En poste depuis cinq semaines, le nouveau pdg de l’Aéroport de Québec, Stéphane Poirier, a insisté sur le fait qu’il souhaitait entretenir de bonnes relations avec tous les intervenants de la région

L’Aéroport de Québec souhaite diminuer son fardeau fiscal [VIDÉO]

Parmi les cinq grands axes de développement que s’est donné le nouveau pdg de l’Aéroport Jean-Lesage, Stéphane Poirier, on compte la diminution des frais d’exploitation. Une diminution qui passe nécessairement par une baisse du fardeau fiscal de l’Aéroport, a-t-il déclaré jeudi en conférence de presse.

«Absolument!», a lancé le nouveau pdg lorsque questionné à savoir s’il allait demander une baisse de taxes à la Ville de Québec. «Mais on veut le faire ensemble. Vous savez, on paie à la Ville de Québec au-dessus de cinq millions $ en taxes et on n’a pas de service de la Ville», a expliqué M. Poirier, qui a occupé de 2000 à 2016 le poste de vice-président senior et directeur commercial à l’Aéroport de Calgary avant de passer chez Links Aviation et Honeywell-Aerospace.

M. Poirier a ajouté que les négociations étaient déjà entamées avec la Ville à ce sujet. «Je n’ai pas encore rencontré le maire, mais, by the way, le maire est quelqu’un que j’admire. Personne ne peut l’accuser de ne pas vouloir le développement de sa ville. J’ai très hâte de le rencontrer et c’est clair que ça [une baisse de taxes] fera partie de nos discussions.»

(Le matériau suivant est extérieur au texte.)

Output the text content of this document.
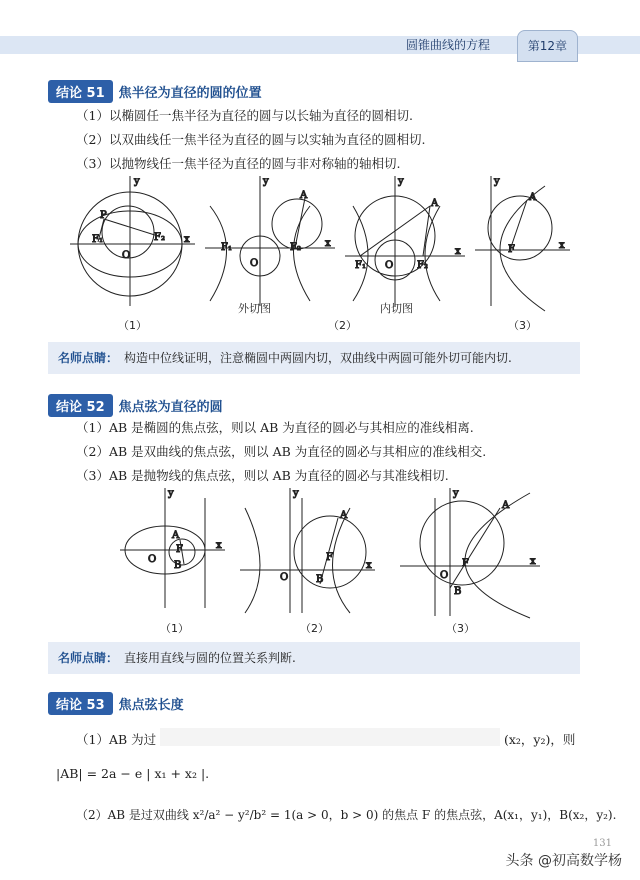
圆锥曲线的方程	第12章
结论 51 焦半径为直径的圆的位置
（1）以椭圆任一焦半径为直径的圆与以长轴为直径的圆相切.
（2）以双曲线任一焦半径为直径的圆与以实轴为直径的圆相切.
（3）以抛物线任一焦半径为直径的圆与非对称轴的轴相切.
x
y
P
F₁	F₂
O
（1）
x
y
A
F₁	F₂
O
x
y
A
F₁	F₂
O
x
y
A
F
外切图	内切图
（2）	（3）
名师点睛： 构造中位线证明，注意椭圆中两圆内切，双曲线中两圆可能外切可能内切.
结论 52 焦点弦为直径的圆
（1）AB 是椭圆的焦点弦，则以 AB 为直径的圆必与其相应的准线相离.
（2）AB 是双曲线的焦点弦，则以 AB 为直径的圆必与其相应的准线相交.
（3）AB 是抛物线的焦点弦，则以 AB 为直径的圆必与其准线相切.
x
y
O
A
F
B	x
y
O
A
F
B
x
y
O
A
F
B
（1）	（2）	（3）
名师点睛： 直接用直线与圆的位置关系判断.
结论 53 焦点弦长度
（1）AB 为过	(x₂，y₂)，则
|AB| = 2a − e | x₁ + x₂ |.
（2）AB 是过双曲线 x²/a² − y²/b² = 1(a > 0，b > 0) 的焦点 F 的焦点弦，A(x₁，y₁)，B(x₂，y₂).
131
头条 @初高数学杨
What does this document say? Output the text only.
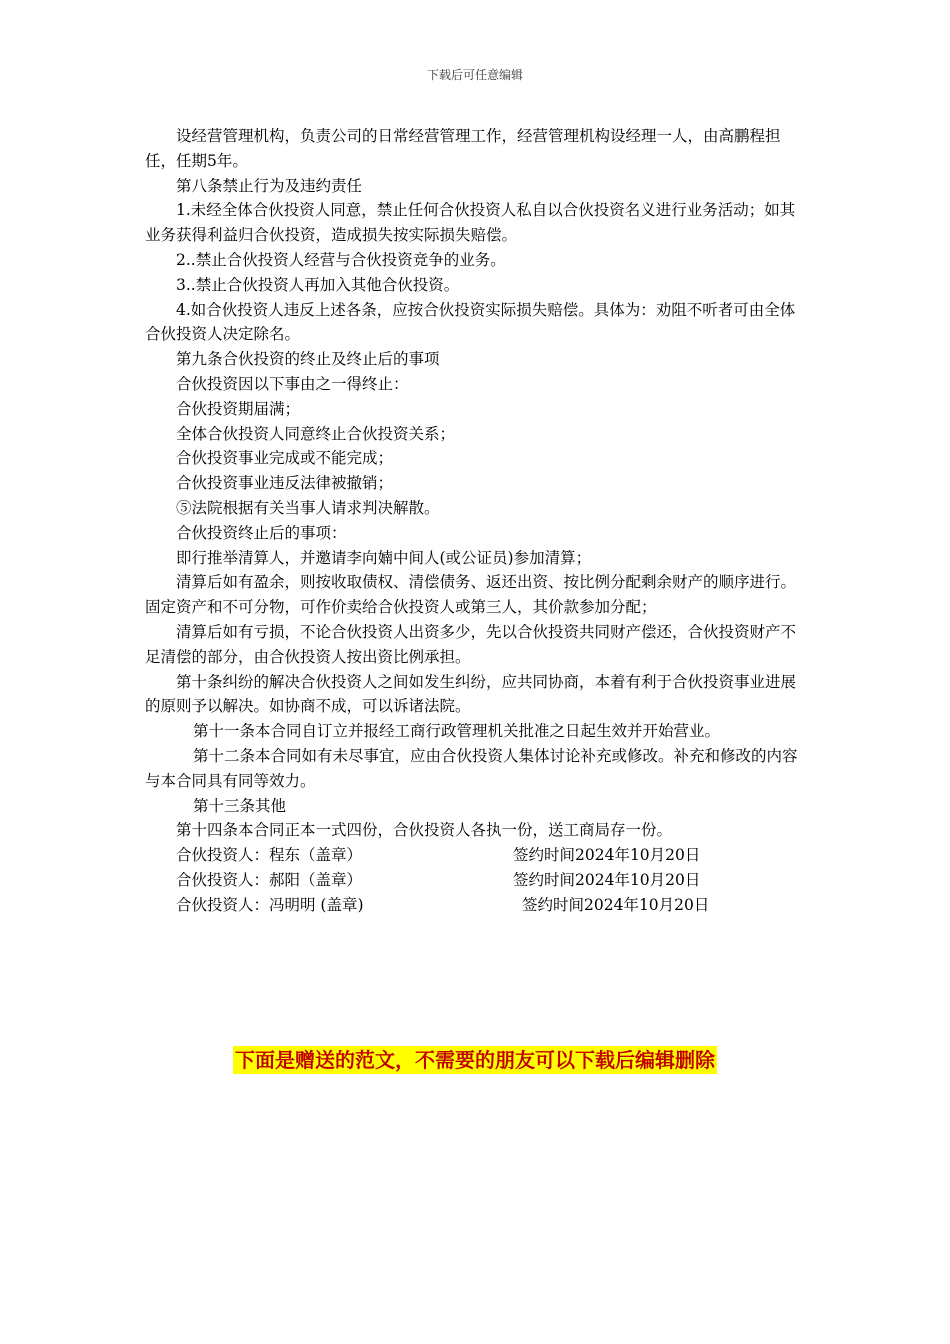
下载后可任意编辑

设经营管理机构，负责公司的日常经营管理工作，经营管理机构设经理一人，由高鹏程担任，任期5年。

第八条禁止行为及违约责任

1.未经全体合伙投资人同意，禁止任何合伙投资人私自以合伙投资名义进行业务活动；如其业务获得利益归合伙投资，造成损失按实际损失赔偿。

2..禁止合伙投资人经营与合伙投资竞争的业务。

3..禁止合伙投资人再加入其他合伙投资。

4.如合伙投资人违反上述各条，应按合伙投资实际损失赔偿。具体为：劝阻不听者可由全体合伙投资人决定除名。

第九条合伙投资的终止及终止后的事项

合伙投资因以下事由之一得终止：

合伙投资期届满；

全体合伙投资人同意终止合伙投资关系；

合伙投资事业完成或不能完成；

合伙投资事业违反法律被撤销；

⑤法院根据有关当事人请求判决解散。

合伙投资终止后的事项：

即行推举清算人，并邀请李向婻中间人(或公证员)参加清算；

清算后如有盈余，则按收取债权、清偿债务、返还出资、按比例分配剩余财产的顺序进行。固定资产和不可分物，可作价卖给合伙投资人或第三人，其价款参加分配；

清算后如有亏损，不论合伙投资人出资多少，先以合伙投资共同财产偿还，合伙投资财产不足清偿的部分，由合伙投资人按出资比例承担。

第十条纠纷的解决合伙投资人之间如发生纠纷，应共同协商，本着有利于合伙投资事业进展的原则予以解决。如协商不成，可以诉诸法院。

第十一条本合同自订立并报经工商行政管理机关批准之日起生效并开始营业。

第十二条本合同如有未尽事宜，应由合伙投资人集体讨论补充或修改。补充和修改的内容与本合同具有同等效力。

第十三条其他

第十四条本合同正本一式四份，合伙投资人各执一份，送工商局存一份。

合伙投资人：程东（盖章）	签约时间2024年10月20日
合伙投资人：郝阳（盖章）	签约时间2024年10月20日
合伙投资人：冯明明 (盖章)	签约时间2024年10月20日
下面是赠送的范文，不需要的朋友可以下载后编辑删除
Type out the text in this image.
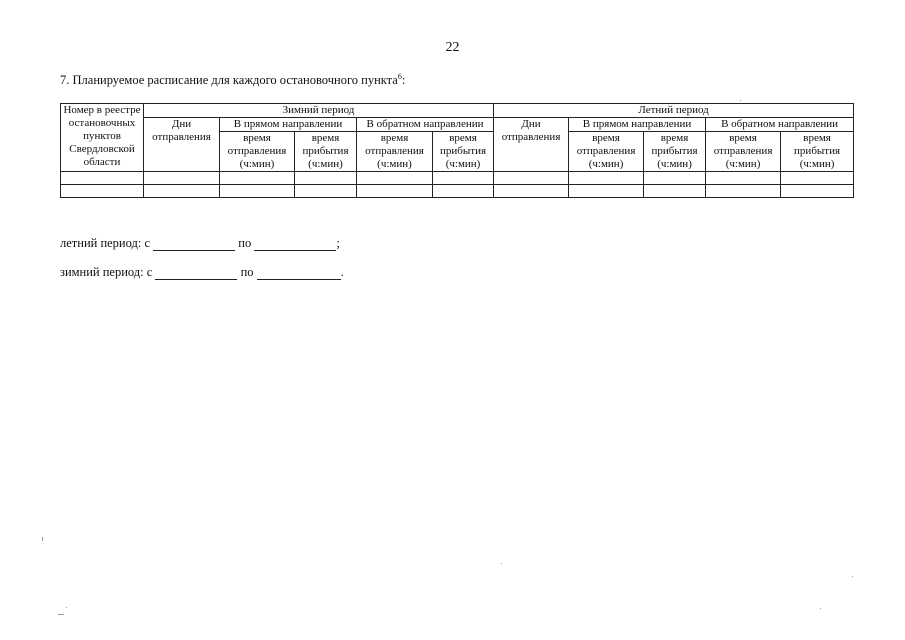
22
7. Планируемое расписание для каждого остановочного пункта$^6$:
Номер в реестре остановочных пунктов Свердловской области	Зимний период					Летний период				
	Дни отправления	В прямом направлении		В обратном направлении		Дни отправления	В прямом направлении		В обратном направлении	
		время отправления (ч:мин)	время прибытия (ч:мин)	время отправления (ч:мин)	время прибытия (ч:мин)		время отправления (ч:мин)	время прибытия (ч:мин)	время отправления (ч:мин)	время прибытия (ч:мин)

летний период: с	по	;
зимний период: с	по	.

Le président du conseil d’administration de l’Aéroport de Québec, Jean-Claude Labbé, a ajouté que la Ville n’était pas nécessairement à blâmer, car les deux principaux aéroports québécois étaient désavantagés par rapport à leurs homologues du reste du Canada en raison des politiques fiscales de la province. «Ailleurs, ils paient de 0,60 $ à 1 $ par passager alors que chez nous et à l’Aéroport Pierre-Elliot-Trudeau, c’est plus de 3 $ par passager! On voudrait voir s’il n’y a pas moyen de changer ça», a-t-il expliqué.

Facture de 5,3 millions $

Ainsi, l’Aéroport de Québec paie annuellement 5,3 millions $ en taxes à la Ville de Québec, mais le gouvernement provincial l’a compensé au cours des deux dernières années en lui versant 2,5 millions $ en 2017 et la même somme en 2018 en compensations en lieu de taxes. «Nous ne voulons pas un congé de taxes, nous comprenons que la Ville a besoin de cet argent, mais si la Ville pouvait nous aider dans nos démarches auprès du gouvernement pour corriger un peu la situation. On veut travailler en harmonie avec tout le monde. On pourrait continuer à payer 5,3 millions $ à la Ville de Québec si le gouvernement du Québec nous remboursait davantage», a indiqué M. Labbé.

«Les compensations de 2,5 millions $ versées en 2017 et 2018 l’étaient en vertu d’une entente de cinq ans, mais il y a un nouveau gouvernement à Québec. Les discussions sont reprises sur le sujet», précise M. Labbé.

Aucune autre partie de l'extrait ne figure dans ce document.